Jelte Schoonheim

Personal information
- Full name: Jelte D Schoonheim
- Born: 16 November 1981 (age 44) Rotterdam, Netherlands
- Batting: Right-handed
- Bowling: Right arm medium
- Relations: Rene Schoonheim (father)

International information
- National side: Netherlands;

Career statistics
| Competition | First-class | T20I |
| Matches | 1 | 1 |
| Runs scored | 17 | – |
| Batting average | 8.50 | – |
| 100s/50s | 0/0 | – |
| Top score | 15 | – |
| Balls bowled | 48 | – |
| Wickets | 0 | – |
| Bowling average | – | – |
| 5 wickets in innings | – | – |
| 10 wickets in match | – | – |
| Best bowling | – | – |
| Catches/stumpings | 0/– | 0/– |
- Source: CricketArchive, 11 October 2008

= Jelte Schoonheim =

Dutch cricketer (born 1981)

Jelte D Schoonheim (born 16 November 1981) is a Dutch cricketer.
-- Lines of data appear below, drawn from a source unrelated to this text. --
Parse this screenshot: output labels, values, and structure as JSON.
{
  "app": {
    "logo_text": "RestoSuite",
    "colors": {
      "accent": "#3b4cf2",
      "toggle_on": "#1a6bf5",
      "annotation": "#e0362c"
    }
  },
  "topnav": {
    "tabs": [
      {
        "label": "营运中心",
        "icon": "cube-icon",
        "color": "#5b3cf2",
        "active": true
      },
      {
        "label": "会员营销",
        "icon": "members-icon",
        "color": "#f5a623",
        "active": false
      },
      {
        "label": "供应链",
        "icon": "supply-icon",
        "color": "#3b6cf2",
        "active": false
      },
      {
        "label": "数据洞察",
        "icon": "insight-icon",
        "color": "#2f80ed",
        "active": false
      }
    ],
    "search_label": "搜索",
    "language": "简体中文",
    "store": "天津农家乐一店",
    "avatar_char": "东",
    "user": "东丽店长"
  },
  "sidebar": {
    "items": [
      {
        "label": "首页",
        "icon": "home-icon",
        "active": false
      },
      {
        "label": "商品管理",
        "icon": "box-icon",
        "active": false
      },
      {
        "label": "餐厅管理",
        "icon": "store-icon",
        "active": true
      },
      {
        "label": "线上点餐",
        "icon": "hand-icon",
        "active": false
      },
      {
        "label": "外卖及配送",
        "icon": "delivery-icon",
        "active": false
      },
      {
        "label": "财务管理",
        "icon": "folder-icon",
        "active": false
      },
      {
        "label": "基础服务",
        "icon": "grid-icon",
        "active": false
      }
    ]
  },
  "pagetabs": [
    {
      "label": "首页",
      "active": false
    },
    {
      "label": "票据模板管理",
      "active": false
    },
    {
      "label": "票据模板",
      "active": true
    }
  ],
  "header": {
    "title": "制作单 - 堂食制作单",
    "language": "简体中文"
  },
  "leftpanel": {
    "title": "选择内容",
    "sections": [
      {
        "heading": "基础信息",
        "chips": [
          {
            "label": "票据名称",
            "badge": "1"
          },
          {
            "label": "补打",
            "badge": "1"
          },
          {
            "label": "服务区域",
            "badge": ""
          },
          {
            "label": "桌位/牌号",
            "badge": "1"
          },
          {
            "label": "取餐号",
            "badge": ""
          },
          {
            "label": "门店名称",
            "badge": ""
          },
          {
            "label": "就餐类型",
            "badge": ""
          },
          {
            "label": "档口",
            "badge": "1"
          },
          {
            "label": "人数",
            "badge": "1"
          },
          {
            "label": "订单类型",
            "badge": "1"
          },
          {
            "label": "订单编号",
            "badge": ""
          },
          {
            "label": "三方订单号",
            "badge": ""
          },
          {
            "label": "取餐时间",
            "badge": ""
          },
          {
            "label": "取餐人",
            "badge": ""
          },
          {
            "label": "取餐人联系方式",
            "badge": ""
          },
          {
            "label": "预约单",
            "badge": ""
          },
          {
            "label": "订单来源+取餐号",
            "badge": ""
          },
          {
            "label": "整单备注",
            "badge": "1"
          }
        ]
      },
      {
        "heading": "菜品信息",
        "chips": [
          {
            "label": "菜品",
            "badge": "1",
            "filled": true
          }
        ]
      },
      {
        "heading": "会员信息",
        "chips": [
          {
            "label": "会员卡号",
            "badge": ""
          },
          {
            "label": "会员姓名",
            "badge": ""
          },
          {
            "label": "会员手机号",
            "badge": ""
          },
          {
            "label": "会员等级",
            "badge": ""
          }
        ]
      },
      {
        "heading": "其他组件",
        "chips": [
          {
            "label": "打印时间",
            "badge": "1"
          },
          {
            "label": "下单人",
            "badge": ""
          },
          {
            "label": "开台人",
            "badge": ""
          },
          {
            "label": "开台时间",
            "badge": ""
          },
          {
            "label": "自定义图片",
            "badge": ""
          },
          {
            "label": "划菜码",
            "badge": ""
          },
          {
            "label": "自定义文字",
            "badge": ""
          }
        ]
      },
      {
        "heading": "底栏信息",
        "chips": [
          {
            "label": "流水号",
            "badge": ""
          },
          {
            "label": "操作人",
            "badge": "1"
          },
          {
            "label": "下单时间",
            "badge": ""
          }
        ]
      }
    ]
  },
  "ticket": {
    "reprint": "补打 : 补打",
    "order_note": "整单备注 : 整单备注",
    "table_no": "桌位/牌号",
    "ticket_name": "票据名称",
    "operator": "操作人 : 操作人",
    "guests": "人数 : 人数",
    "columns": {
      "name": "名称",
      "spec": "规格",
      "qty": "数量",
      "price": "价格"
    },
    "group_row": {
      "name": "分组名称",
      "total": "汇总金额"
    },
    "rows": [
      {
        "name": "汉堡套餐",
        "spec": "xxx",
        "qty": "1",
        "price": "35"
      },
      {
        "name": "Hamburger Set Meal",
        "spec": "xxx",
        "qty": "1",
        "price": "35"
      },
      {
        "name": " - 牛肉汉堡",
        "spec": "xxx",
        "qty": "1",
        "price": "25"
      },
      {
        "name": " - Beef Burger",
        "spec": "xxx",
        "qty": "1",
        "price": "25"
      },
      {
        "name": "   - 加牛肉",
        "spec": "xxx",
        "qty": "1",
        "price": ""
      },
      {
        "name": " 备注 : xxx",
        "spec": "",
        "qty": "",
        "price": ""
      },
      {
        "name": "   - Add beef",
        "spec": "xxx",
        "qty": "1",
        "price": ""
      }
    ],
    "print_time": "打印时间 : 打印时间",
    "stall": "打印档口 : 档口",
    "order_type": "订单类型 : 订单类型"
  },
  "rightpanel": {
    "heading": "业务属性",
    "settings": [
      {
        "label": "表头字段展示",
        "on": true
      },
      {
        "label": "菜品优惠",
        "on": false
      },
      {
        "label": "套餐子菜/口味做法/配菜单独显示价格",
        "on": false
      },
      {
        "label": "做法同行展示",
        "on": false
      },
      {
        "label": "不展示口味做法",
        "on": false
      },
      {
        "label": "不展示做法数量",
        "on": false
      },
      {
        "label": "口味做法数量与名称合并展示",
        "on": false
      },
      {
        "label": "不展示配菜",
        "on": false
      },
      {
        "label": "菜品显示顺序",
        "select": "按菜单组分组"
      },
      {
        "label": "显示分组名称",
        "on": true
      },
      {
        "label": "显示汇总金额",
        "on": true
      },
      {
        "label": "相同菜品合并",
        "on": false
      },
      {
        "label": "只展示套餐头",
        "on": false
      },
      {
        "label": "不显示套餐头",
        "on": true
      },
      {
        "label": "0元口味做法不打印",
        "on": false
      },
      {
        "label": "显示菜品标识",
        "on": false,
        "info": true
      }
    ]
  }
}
A right-handed batsman, he made his debut for the Dutch cricket team in an Intercontinental Cup game in 2007, where he made scores of 15 and 2 and also bowled a wicketless spell. Although he did not appear for the team for another year, he returned for the Netherlands' second Twenty20 International, although he did not bat or bowl in the match.